Isn't the whole point of SIMD being as similar to original x86 instructions as possible? reusing as much the existing cpu as possible? Otherwise you would have something like the ps3?
Yes and no. SIMD (Single Instruction Multiple Data) as a concept has nothing to do with x86, it's basically just the concept of vectorizing the code and is used on many platforms.
The x86 SIMD extensions such as SSE and AVX, on the other hand, aim to integrate that concept with x86 and are therefore pretty similar.
If you care about latency, a modern 8-or-more core x86 with its L1/L2 cache segmentation and penalized-but-shared L3 cache is almost as complex. It becomes even more complex if you use the CPU topology to make inferences hyperthreading shared caches or need to deal with the shared FPU on older AMD processors.
My understanding is that the largest difference is that some of the Cell cores had different opcodes that meant you could schedule some threads on some cores but not any thread on any core.

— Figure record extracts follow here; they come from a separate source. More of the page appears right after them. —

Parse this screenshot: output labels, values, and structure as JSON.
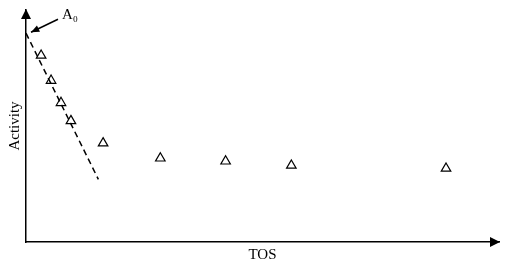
{
  "chart_data": {
    "type": "scatter",
    "x_label": "TOS",
    "y_label": "Activity",
    "xlim": [
      0,
      100
    ],
    "ylim": [
      0,
      100
    ],
    "tick_labels": false,
    "grid": false,
    "series": [
      {
        "type": "scatter",
        "marker": "triangle",
        "color": "#000000",
        "x": [
          3.2,
          5.3,
          7.4,
          9.5,
          16.3,
          28.4,
          42.2,
          56.1,
          88.8
        ],
        "values": [
          80.4,
          69.6,
          60,
          52.2,
          42.6,
          36.1,
          34.8,
          33,
          31.7
        ]
      },
      {
        "type": "line",
        "line_style": "dashed",
        "color": "#000000",
        "x": [
          0,
          15.3
        ],
        "values": [
          90,
          27
        ]
      }
    ],
    "annotations": [
      {
        "text": "A₀",
        "x": 0,
        "y": 90
      }
    ]
  }
}
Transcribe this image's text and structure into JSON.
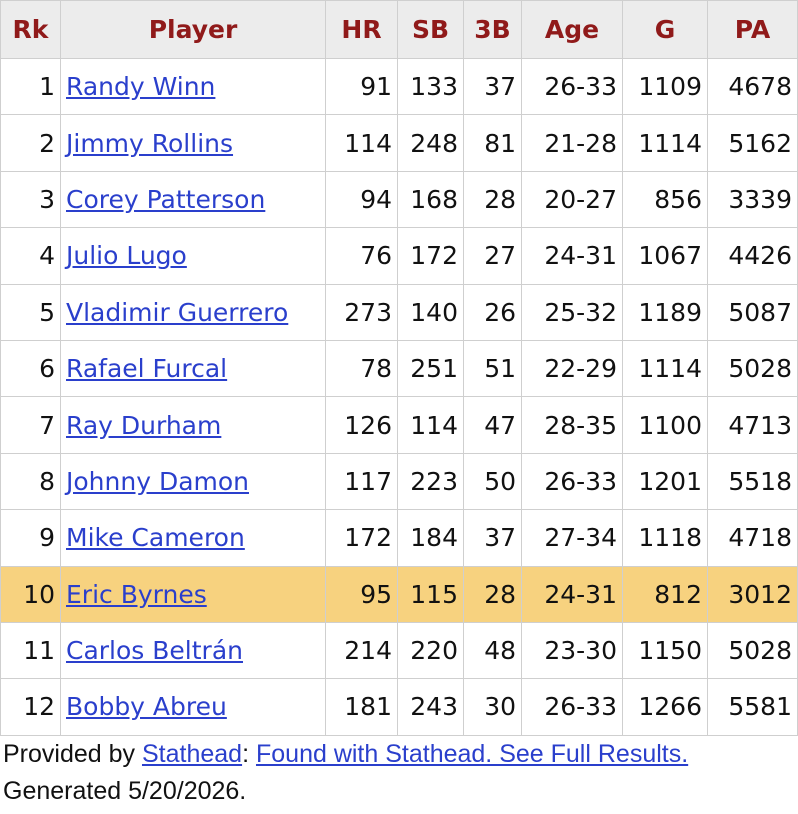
{
  "table": {
    "header": [
      "Rk",
      "Player",
      "HR",
      "SB",
      "3B",
      "Age",
      "G",
      "PA"
    ],
    "rows": [
      [
        "1",
        "Randy Winn",
        "91",
        "133",
        "37",
        "26-33",
        "1109",
        "4678"
      ],
      [
        "2",
        "Jimmy Rollins",
        "114",
        "248",
        "81",
        "21-28",
        "1114",
        "5162"
      ],
      [
        "3",
        "Corey Patterson",
        "94",
        "168",
        "28",
        "20-27",
        "856",
        "3339"
      ],
      [
        "4",
        "Julio Lugo",
        "76",
        "172",
        "27",
        "24-31",
        "1067",
        "4426"
      ],
      [
        "5",
        "Vladimir Guerrero",
        "273",
        "140",
        "26",
        "25-32",
        "1189",
        "5087"
      ],
      [
        "6",
        "Rafael Furcal",
        "78",
        "251",
        "51",
        "22-29",
        "1114",
        "5028"
      ],
      [
        "7",
        "Ray Durham",
        "126",
        "114",
        "47",
        "28-35",
        "1100",
        "4713"
      ],
      [
        "8",
        "Johnny Damon",
        "117",
        "223",
        "50",
        "26-33",
        "1201",
        "5518"
      ],
      [
        "9",
        "Mike Cameron",
        "172",
        "184",
        "37",
        "27-34",
        "1118",
        "4718"
      ],
      [
        "10",
        "Eric Byrnes",
        "95",
        "115",
        "28",
        "24-31",
        "812",
        "3012"
      ],
      [
        "11",
        "Carlos Beltrán",
        "214",
        "220",
        "48",
        "23-30",
        "1150",
        "5028"
      ],
      [
        "12",
        "Bobby Abreu",
        "181",
        "243",
        "30",
        "26-33",
        "1266",
        "5581"
      ]
    ]
  },
  "footer": {
    "prefix": "Provided by",
    "source": "Stathead",
    "separator": ":",
    "link": "Found with Stathead. See Full Results.",
    "generated": "Generated 5/20/2026."
  }
}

I have written quite a bit of SPE code. The primary issue is that the SPE processor could only read/write to 256kB localized memory (without doing a DMA). So literally object orientated code doesnt even work (because of VTables). The c/c++ model is not designed for this type of architecture. Yes there were also limitations like vector only registers and memory alignment but the biggest issue was the local memory.